Zhengyong Zhang, Elie Bouri, Tony Klein, and Naji Jalkh explored this question in Geopolitical Risk and the Returns and Volatility of Global Defence Companies: A New Race to Arms?.

They examined how the daily Geopolitical Risk (GPR) index correlates with daily stock returns and volatility of 36 major defence and aerospace companies across 10 countries during the early stages of the Russia-Ukraine war.

Their observations include:

  • Before the 2022 Ukraine invasion, defence stocks showed little correlation with geopolitical risk.
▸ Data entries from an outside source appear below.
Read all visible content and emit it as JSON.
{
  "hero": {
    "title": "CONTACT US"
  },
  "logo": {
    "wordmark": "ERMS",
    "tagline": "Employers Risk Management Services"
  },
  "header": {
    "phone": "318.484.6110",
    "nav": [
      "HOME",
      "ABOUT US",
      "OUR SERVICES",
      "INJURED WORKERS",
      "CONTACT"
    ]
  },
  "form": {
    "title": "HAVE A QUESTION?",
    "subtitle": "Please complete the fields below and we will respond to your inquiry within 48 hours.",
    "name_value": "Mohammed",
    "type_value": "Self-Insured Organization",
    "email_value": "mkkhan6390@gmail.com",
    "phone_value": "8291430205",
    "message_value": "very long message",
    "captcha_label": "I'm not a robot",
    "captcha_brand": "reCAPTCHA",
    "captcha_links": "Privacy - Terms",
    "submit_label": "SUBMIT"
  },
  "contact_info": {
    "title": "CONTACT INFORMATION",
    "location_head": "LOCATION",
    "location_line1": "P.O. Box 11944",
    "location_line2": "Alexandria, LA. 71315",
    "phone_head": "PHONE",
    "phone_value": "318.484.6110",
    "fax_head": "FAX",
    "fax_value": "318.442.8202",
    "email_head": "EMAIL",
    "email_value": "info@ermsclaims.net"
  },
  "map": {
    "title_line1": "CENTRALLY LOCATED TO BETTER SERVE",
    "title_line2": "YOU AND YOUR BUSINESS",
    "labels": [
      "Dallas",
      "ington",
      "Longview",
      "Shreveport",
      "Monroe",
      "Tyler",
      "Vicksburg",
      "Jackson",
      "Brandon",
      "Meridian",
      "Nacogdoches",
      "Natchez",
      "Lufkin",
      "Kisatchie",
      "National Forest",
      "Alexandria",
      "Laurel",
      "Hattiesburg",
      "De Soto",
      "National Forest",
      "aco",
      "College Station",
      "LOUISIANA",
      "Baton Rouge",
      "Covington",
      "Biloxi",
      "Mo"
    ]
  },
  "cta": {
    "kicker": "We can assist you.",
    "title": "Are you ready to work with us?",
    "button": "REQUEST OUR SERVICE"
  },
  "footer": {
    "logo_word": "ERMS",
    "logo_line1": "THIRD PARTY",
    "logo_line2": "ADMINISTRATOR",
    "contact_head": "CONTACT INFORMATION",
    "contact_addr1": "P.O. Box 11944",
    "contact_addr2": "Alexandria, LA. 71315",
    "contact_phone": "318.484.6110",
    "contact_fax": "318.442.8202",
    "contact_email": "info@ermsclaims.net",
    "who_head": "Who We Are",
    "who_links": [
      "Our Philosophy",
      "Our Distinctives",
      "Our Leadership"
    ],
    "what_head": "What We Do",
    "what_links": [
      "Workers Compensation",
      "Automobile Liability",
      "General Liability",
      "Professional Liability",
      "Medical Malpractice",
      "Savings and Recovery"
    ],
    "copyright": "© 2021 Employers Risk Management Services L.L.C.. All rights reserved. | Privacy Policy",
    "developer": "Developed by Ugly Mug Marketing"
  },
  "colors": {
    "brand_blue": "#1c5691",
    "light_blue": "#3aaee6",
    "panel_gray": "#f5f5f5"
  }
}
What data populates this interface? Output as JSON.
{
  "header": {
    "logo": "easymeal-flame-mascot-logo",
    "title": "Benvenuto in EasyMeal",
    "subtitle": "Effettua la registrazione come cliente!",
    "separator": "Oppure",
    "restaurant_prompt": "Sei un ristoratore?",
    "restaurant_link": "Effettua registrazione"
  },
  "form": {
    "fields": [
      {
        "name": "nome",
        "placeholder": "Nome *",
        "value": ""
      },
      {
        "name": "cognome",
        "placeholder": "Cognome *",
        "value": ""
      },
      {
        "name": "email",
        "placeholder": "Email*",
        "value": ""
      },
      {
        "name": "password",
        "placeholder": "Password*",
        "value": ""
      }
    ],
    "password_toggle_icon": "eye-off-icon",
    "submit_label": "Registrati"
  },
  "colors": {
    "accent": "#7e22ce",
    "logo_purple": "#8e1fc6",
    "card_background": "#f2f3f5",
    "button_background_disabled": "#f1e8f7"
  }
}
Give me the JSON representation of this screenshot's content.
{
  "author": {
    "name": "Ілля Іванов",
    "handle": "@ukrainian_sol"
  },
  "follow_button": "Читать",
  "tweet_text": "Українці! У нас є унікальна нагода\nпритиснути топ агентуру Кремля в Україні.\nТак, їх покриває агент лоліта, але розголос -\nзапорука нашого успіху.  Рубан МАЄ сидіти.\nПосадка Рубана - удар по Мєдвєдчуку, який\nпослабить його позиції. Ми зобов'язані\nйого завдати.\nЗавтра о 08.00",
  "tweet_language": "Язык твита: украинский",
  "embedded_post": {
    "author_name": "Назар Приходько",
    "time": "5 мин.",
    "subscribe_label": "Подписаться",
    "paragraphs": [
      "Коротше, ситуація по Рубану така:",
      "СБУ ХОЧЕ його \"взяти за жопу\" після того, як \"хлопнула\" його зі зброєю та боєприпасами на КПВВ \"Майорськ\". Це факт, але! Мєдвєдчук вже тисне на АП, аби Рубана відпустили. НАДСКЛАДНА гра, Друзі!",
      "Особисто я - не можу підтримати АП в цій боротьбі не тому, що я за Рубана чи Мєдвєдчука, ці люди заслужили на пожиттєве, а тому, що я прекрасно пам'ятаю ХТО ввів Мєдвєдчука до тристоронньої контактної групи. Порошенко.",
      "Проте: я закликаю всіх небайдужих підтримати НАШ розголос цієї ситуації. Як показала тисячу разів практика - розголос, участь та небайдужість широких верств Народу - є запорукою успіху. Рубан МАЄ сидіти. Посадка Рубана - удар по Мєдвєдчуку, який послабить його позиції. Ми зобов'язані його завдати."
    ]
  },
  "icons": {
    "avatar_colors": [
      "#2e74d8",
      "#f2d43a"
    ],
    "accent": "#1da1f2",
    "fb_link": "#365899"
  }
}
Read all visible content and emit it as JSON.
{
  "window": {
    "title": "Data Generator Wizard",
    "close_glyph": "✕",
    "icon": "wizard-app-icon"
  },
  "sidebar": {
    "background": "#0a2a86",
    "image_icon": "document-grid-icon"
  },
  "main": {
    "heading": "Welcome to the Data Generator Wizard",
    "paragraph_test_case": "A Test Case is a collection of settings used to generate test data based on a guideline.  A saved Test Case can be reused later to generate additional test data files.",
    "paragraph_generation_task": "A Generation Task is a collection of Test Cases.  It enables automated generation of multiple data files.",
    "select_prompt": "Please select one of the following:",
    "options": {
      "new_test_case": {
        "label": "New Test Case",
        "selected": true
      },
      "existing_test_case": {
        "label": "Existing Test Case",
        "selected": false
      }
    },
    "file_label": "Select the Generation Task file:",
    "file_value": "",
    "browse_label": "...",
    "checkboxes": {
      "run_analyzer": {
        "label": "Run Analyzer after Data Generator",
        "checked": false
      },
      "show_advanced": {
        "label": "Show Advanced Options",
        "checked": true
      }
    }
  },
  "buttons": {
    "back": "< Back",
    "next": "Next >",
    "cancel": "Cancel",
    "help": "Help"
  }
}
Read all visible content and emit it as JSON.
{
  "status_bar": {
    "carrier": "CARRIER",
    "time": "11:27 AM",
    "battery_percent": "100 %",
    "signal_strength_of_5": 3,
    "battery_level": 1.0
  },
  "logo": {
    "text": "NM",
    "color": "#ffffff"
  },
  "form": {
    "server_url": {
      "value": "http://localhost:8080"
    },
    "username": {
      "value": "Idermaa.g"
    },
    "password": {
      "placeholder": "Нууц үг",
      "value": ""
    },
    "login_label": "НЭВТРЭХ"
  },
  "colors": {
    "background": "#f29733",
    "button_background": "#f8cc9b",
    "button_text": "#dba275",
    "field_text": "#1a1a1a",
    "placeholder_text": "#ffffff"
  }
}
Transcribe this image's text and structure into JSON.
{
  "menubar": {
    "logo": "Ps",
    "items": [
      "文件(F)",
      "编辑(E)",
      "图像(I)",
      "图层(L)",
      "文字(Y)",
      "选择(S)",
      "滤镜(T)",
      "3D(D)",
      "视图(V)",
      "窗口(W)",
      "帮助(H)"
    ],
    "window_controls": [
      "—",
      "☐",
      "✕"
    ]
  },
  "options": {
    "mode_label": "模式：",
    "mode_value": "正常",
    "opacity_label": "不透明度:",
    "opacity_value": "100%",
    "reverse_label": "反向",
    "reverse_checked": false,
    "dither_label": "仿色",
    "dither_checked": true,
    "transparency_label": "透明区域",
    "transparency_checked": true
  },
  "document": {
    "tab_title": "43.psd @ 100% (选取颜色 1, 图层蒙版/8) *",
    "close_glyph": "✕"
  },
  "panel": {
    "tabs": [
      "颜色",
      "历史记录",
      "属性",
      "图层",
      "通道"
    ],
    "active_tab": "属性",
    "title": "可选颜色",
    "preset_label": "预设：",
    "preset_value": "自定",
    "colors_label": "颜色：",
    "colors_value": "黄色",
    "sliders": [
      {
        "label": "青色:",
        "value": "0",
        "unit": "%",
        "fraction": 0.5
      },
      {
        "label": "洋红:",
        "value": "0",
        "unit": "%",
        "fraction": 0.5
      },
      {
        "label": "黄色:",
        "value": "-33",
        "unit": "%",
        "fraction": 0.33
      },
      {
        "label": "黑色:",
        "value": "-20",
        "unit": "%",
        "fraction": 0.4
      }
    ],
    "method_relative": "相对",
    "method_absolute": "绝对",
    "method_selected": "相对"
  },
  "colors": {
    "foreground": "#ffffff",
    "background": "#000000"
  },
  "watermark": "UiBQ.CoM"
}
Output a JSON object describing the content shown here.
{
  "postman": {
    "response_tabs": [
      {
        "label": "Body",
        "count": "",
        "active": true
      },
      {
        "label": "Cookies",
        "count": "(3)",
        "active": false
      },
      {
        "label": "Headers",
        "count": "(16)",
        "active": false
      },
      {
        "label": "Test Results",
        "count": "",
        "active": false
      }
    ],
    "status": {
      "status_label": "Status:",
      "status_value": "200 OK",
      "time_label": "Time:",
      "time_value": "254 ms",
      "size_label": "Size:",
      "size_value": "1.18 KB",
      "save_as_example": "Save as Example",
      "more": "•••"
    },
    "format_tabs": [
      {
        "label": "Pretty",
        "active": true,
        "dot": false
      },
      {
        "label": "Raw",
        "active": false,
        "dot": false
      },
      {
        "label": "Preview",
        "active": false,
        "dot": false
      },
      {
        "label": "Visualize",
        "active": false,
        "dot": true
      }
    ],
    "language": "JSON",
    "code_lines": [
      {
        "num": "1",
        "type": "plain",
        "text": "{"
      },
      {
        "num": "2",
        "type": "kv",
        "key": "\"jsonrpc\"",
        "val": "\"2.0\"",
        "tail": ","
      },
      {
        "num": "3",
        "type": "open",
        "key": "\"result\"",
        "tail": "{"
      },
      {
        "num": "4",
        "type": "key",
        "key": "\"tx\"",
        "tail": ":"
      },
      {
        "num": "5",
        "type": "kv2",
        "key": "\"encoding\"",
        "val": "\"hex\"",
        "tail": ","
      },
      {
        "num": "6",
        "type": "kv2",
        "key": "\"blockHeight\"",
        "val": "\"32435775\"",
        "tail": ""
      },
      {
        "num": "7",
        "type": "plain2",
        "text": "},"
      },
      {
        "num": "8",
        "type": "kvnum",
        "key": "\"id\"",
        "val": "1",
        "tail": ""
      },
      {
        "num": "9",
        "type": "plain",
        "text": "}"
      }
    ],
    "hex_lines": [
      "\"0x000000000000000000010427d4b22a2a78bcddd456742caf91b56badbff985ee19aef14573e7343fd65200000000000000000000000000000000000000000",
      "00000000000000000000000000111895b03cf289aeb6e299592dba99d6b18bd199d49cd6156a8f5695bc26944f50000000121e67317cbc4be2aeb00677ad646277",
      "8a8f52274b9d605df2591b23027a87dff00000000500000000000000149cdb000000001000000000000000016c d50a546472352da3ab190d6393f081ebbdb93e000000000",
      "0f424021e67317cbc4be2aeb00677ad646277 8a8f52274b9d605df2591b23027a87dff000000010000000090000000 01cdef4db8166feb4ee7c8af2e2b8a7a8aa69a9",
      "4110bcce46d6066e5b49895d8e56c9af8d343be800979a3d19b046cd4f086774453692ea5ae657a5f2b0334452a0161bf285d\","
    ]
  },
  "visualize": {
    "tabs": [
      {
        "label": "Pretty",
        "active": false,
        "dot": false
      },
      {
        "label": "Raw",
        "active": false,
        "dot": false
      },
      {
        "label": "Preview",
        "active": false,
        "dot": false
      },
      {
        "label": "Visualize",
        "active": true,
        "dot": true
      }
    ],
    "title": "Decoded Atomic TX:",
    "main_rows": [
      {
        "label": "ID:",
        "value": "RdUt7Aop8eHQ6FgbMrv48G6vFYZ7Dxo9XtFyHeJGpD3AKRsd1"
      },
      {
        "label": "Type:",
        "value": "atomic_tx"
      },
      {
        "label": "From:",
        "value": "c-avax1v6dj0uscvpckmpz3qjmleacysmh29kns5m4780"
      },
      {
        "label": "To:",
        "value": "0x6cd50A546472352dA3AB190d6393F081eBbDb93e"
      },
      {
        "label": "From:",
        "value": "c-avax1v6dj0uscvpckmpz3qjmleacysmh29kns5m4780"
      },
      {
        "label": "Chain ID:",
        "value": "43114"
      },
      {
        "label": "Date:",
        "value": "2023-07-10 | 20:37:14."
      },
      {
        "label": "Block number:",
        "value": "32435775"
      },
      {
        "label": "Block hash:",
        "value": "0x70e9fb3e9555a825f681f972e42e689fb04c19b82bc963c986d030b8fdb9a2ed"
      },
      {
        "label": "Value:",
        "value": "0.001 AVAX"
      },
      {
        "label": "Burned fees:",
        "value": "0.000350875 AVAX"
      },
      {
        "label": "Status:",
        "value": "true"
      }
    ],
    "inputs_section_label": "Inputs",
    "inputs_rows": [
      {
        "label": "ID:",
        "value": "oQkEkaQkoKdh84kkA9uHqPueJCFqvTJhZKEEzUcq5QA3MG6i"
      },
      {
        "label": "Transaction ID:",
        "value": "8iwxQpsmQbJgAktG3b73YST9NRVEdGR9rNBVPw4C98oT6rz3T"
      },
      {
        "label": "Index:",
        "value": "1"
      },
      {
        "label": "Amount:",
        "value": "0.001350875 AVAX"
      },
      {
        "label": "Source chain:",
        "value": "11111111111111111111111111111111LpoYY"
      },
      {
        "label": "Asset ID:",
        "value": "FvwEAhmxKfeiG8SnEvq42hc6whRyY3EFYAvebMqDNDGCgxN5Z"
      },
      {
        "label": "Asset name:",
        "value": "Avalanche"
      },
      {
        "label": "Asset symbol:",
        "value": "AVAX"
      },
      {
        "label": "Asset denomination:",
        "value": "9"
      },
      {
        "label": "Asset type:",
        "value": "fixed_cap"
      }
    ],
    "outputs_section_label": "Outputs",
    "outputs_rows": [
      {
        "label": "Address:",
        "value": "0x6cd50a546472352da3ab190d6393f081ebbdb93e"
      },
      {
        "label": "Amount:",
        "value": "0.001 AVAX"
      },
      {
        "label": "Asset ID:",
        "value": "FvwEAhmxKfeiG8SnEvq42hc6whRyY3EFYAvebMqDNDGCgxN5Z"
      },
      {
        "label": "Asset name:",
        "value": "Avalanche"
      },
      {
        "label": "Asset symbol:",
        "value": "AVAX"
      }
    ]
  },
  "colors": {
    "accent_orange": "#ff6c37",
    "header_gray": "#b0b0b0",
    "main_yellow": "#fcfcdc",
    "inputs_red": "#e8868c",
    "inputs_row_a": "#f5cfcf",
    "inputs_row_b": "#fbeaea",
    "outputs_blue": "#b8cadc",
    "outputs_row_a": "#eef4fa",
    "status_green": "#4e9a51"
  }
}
During the war's outbreak, their performance became intensely coupled with surging GPR.
  • Investors react swiftly when global tensions rise: market participants quickly adjusted positions to the new risk reality, confirming that geopolitical news can rapidly and materially reprice certain asset segments.
  • At the war's onset (Feb–Apr 2022), GPR spikes led to higher returns and volatility for many US and European defence firms.
  • Stock returns of companies in certain countries like China and India showed much weaker co-movement with GPR, making them potential diversifiers in a global portfolio.
  • Jumps in the GPR index often preceded stock gains, as investors anticipated that higher military spending amid conflict would boost defence companies' profits.
  • Facing escalating conflict, investors reallocated into defence equities, treating them as strategic bets (or quasi-safe havens) to capitalise on security spending booms.

The dynamic described in this article reflects a "flight-to-arms" phenomenon, analogous to a "flight-to-quality", with geographical disparities due to various nations' roles and involvement in the conflicts.

Geopolitical risk established is a tangible factor: in conflict scenarios, defence sector equities tend to decouple from the wider market and rally alongside rising GPR.

This study however focuses on the initial phase of a single conflict and is limited to large defence firms: it may not generalise to all geopolitical events, smaller companies or longer post-crisis periods.

Finally, while wavelet coherence reveals correlation and lead-lag patterns, it doesn't guarantee predictive power in different conditions, so caution is needed in extrapolating these results.